Dans un très long dossier publié par Paris Match dans son numéro de la semaine, l'hebdomadaire a recueilli les confidences de proches du chanteur mais aussi de plusieurs de ses victimes présumées.

- Publié le 28-05-2026 à 15h30

L'affaire Patrick Bruel prend des proportions titanesques. Entre la multiplication des plaintes, la déprogrammation de ses chansons par certaines radios, les reports de quelques dates de concert en France et en Suisse et la révélation du magazine Elle selon qui Sony Music, la maison de disques du chanteur, aurait mis au frigo ses activités promotionnelles autour de l'artiste, qui sait encore où donner de la tête ?

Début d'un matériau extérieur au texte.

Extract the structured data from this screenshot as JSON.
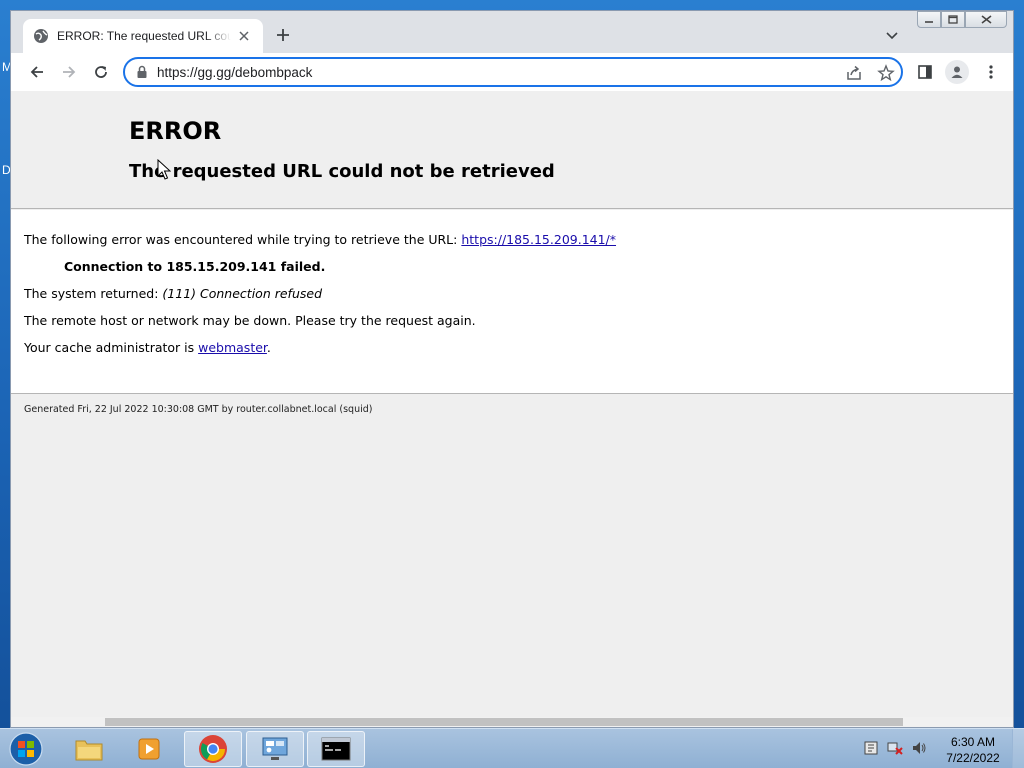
{
  "desktop": {
    "letters": [
      "M",
      "D"
    ]
  },
  "browser": {
    "tab": {
      "title": "ERROR: The requested URL could not be retrieved"
    },
    "omnibox": {
      "url": "https://gg.gg/debombpack"
    }
  },
  "page": {
    "title": "ERROR",
    "subtitle": "The requested URL could not be retrieved",
    "line1_text": "The following error was encountered while trying to retrieve the URL: ",
    "line1_link": "https://185.15.209.141/*",
    "line2": "Connection to 185.15.209.141 failed.",
    "line3_text": "The system returned: ",
    "line3_italic": "(111) Connection refused",
    "line4": "The remote host or network may be down. Please try the request again.",
    "line5_text": "Your cache administrator is ",
    "line5_link": "webmaster",
    "line5_end": ".",
    "footer": "Generated Fri, 22 Jul 2022 10:30:08 GMT by router.collabnet.local (squid)"
  },
  "taskbar": {
    "clock_time": "6:30 AM",
    "clock_date": "7/22/2022"
  }
}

Dans ce contexte, Paris Match vient ajouter sa contribution. Dans un très long article publié dans son numéro paru jeudi, l'hebdomadaire livre une série d'informations qui valent le détour.
Le magazine a rencontré certaines des plaignantes. Elles livrent leur version des faits que dément formellement, et depuis le début, le chanteur. "Patrick l'avoue volontiers, peut-on lire, il est un séducteur, charmant avec la gent féminine, le cœur de son public, qui l'a découvert en 1989 avec 'Casser la voix', première base de la Bruelmania qui a sérieusement compromis son rapport aux femmes. Son type ? La brune élancée, jeune célibataire et capable d'entrer dans son jeu au premier sourire."
L'homme aux 700 femmes
Il se vante d'avoir eu 700 femmes écrivent les auteurs de l'article. "C'est beaucoup plus", précise une proche dont on ne connaît pas l'identité. On apprend que ce sont ses nombreuses infidélités qui auraient poussé Amanda Sthers, avec qui il partageait sa vie depuis 2001, à mettre les voiles six ans plus tard.
"Dans le métier, point de stupéfaction mais un embarras général", note Paris Match. "Personne ne l'attaque frontalement. Mais personne n'est dupe. 'Ce qui arrive à Patrick aurait pu lui arriver depuis bien longtemps'", confie une personnalité du showbiz sous couvert d'anonymat.
Malgré l'ampleur que prend cette affaire, le chanteur ne fait pas pour l'instant l'objet d'un rejet, pas même minime. Il continue de se produire devant une salle pleine au théâtre. Seule une action en début de représentation a perturbé, très brièvement, la soirée de mercredi. Quant aux concerts de cet été et la tournée qui doit suivre, ils affichent complet presque partout, sans vague massive de désistements.
Un calme de façade?
Selon ses proches, cités par Paris Match, Patrick Bruel serait tout sauf abattu. Il serait même combatif et aurait hâte de faire face à la justice à qui il réserve sa parole. D'où son silence actuel. Un calme qui impressionnerait son entourage.
Mais ce calme pourrait n'être qu'apparent. Parce que la semaine dernière, Patrick Bruel aurait confié à quelques fidèles : "Je sais que je suis mort professionnellement".